• 09:00
  • Tuesday ,11 February 2014
العربية

Schizophrenia

By-MARWA SAKER-Cairopost

Opinion

00:02

Tuesday ,11 February 2014

Schizophrenia

I see bitterness and agony. I can see it in people’s eyes during my walks in the streets of Cairo. I can smell the blood everywhere. Every day there is a dead person and they are all young people.

I can see Egypt as an old woman and every single day she becomes a hundred years older than the day before. Even her citizens are losing their sense of humor.
 
We read to learn and to grow, to laugh, to be motivated, and to understand things we’ve never been exposed to. We also write for strength to help us when we feel broken, discouraged or afraid.
 
We write to find hope. We write because we’re not just made up of skin and bones, and a deep need for chocolate, but we’re also made up of words, words which describe our thoughts and what’s hidden in our souls.
 
What inspired me to write this article is a series of events that occurred consecutively. The last one was on Saturday Jan. 25, 2014 as Egyptian TV broadcast Egyptians who were celebrating the anniversary of the revolution, while on the other hand the reality was completely different. They turned the real picture upside down.
 
With the arrival of the revolution’s 3rd anniversary, police forces arrested a number of peaceful protesters in different regions in the Egyptian capital, as well as in other governorates.
 
The lists of those arrested that was documented by the Front to Defend Egypt’s Protesters, and included journalists who went to cover marches that had been called for by different forces, and lawyers who went to the places of detention of those arrested to
 
provide them with legal support. They were physically attacked and beaten by police personnel, leading to the murder and injury of some protesters with bird pellets and live ammunition that the police forces had fired at some marches.
 
Egyptian TV announced at the next day that some terrorists, all from Muslim Brotherhood, where dead.
 
Someone may criticize me and say that your description is more emotional than logical.
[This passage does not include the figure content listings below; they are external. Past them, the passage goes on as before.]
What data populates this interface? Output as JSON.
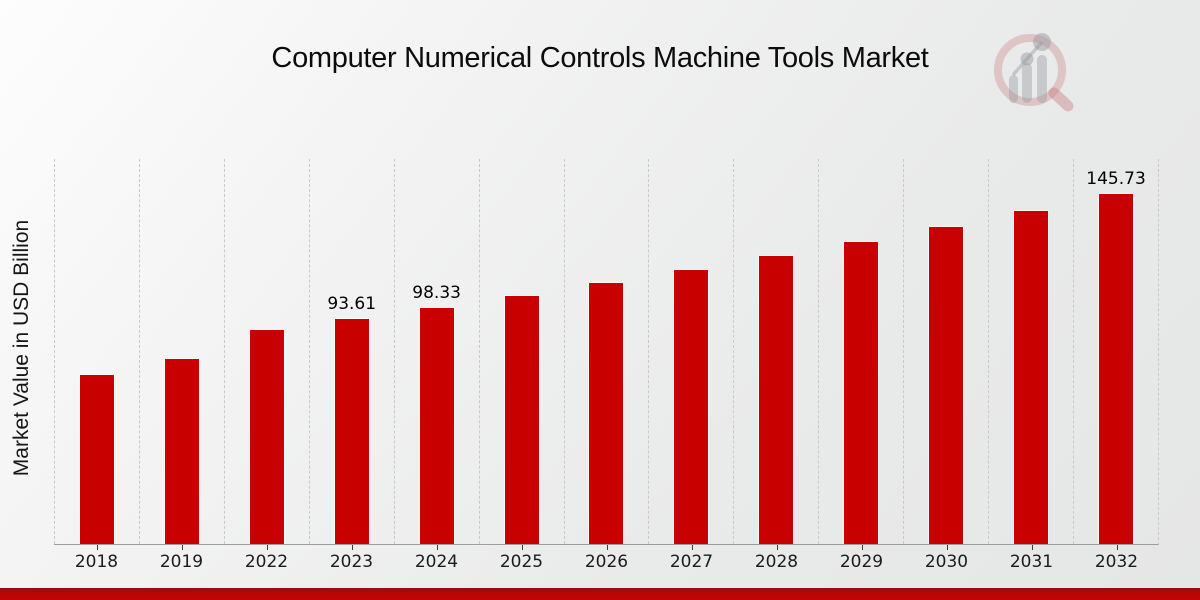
{
  "chart_data": {
    "type": "bar",
    "title": "Computer Numerical Controls Machine Tools Market",
    "ylabel": "Market Value in USD Billion",
    "xlabel": "",
    "categories": [
      "2018",
      "2019",
      "2022",
      "2023",
      "2024",
      "2025",
      "2026",
      "2027",
      "2028",
      "2029",
      "2030",
      "2031",
      "2032"
    ],
    "values": [
      70.3,
      76.9,
      89.12,
      93.61,
      98.33,
      103.28,
      108.49,
      113.96,
      119.7,
      125.74,
      132.08,
      138.73,
      145.73
    ],
    "value_labels": [
      "",
      "",
      "",
      "93.61",
      "98.33",
      "",
      "",
      "",
      "",
      "",
      "",
      "",
      "145.73"
    ],
    "ylim": [
      0,
      160.6
    ],
    "grid": "vertical-dashed",
    "legend": "none",
    "bar_color": "#c80000",
    "gridline_color": "#c9c9c9",
    "axis_line_color": "#9d9d9d",
    "accent_bar_color": "#c80202"
  },
  "watermark": {
    "icon": "magnifier-bar-chart-logo",
    "ring_color": "rgba(198,118,118,0.32)",
    "bar_color": "rgba(148,148,156,0.38)",
    "handle_color": "rgba(198,118,118,0.40)"
  }
}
My answer will be yes, but I am not a political animal, I am just a human being and a humanitarian one.
 
Who can turn a deaf ear and act a fool by saying “well done” to the ruling government, while I can see humiliation and youth being killed?
 
In my opinion they treat their pets even more humanely than human beings. Yes, I live in a country where people’s souls are the cheapest thing in it; worth less than the cheapest paper.
 
What do you expect from people who have no rights at all in their homeland? Do you expect them to be happy and talk about a shining future? Of course not, and if they did definitely it would be schizophrenia.